His first day on the job was thus a rude awakening. The moment the supervisor appeared, everyone started hustling and bustling and bumping into each other from sheer agitation, some even nervously fingering their clothing in case he might deem them not sufficiently presentable. The reason for this, as Oblomov subsequently became aware, was that in the person of a subordinate scared out of his wits and rushing to pay his respects, a certain type of boss saw not only proper respect for his person, but a mark of zealousness and indeed at times even of competence.

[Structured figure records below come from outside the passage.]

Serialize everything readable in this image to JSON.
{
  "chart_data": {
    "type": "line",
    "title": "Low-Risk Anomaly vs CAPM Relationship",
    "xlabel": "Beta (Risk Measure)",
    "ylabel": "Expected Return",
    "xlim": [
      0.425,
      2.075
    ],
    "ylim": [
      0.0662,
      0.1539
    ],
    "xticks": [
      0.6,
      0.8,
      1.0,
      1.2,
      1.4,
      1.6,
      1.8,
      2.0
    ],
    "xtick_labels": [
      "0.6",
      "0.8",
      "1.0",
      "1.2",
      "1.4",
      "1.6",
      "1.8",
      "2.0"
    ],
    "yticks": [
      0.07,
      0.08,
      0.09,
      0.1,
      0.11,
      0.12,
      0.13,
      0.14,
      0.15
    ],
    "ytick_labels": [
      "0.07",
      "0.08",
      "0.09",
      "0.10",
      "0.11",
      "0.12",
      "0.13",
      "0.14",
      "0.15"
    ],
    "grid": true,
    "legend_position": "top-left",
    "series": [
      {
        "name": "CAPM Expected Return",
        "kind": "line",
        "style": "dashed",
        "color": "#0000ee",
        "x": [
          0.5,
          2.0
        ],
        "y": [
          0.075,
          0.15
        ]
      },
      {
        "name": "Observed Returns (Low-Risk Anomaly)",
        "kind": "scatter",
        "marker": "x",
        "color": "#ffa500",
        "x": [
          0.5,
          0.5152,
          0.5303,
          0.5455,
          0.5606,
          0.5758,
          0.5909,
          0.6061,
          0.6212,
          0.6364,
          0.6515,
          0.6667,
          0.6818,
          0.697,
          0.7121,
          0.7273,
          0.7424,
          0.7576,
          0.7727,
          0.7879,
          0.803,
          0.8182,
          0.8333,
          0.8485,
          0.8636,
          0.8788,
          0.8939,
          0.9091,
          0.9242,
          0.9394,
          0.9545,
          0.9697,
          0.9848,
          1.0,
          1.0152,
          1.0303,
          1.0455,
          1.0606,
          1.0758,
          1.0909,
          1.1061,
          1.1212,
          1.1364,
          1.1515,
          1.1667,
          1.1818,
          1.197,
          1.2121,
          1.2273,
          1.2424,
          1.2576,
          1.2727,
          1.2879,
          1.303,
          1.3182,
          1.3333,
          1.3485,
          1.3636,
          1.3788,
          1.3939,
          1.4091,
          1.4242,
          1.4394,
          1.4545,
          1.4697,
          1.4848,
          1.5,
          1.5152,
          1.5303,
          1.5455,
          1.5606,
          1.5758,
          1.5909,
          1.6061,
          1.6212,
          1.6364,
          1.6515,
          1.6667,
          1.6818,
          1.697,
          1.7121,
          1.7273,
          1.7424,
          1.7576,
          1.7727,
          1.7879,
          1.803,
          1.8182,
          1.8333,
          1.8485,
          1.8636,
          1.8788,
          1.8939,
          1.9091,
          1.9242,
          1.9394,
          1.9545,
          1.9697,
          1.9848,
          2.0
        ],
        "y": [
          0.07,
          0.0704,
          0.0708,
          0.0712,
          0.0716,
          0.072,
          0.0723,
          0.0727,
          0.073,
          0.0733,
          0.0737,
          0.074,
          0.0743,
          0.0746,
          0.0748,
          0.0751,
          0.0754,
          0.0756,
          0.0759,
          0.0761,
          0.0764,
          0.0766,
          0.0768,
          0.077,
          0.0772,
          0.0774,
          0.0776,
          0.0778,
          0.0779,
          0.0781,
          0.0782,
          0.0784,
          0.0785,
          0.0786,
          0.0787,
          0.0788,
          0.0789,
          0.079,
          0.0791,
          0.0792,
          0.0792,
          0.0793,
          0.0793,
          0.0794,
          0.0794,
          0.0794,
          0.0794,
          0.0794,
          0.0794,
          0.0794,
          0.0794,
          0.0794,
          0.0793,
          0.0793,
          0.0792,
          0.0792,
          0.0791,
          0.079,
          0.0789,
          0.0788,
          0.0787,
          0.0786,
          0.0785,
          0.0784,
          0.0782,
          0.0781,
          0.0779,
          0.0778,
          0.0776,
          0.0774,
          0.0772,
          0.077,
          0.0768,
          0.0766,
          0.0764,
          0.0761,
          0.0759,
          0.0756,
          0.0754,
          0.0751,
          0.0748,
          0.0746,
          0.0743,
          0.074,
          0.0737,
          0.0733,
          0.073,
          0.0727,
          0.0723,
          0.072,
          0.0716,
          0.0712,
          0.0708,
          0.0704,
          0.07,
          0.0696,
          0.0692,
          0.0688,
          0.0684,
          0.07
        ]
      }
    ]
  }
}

And all that frantic kowtowing occurs despite Oblomov's department having a relatively good supervisor:
He was never heard to utter a harsh word or even to raise his voice; he never demanded but always asked. If he wanted you to do something, he asked; if he invited you to his house, he asked; if he had you arrested, he asked.
Between the rush of duties ("It doesn't leave a moment for living!" Oblomov laments) and his fear of his supervisor ("[T]he moment the boss addressed him, he would find that his natural voice had been replaced by something nauseatingly insipid."), poor Oblomov quickly becomes a wreck . . . so he forges a doctor's note diagnosing himself with hepatitis and an enlarged heart, both blamed on the office, which he then forsakes forever in favor of his bed.

Those of us without substantial private incomes from large country estates, however, will inevitably be back on the train Monday--but with Personal Days under one arm, Oblomov under the other, we'll have an extra spring in our step and a glint in our eye, our quiet laughter a sufficient defense against our fellow commuters' confused contempt.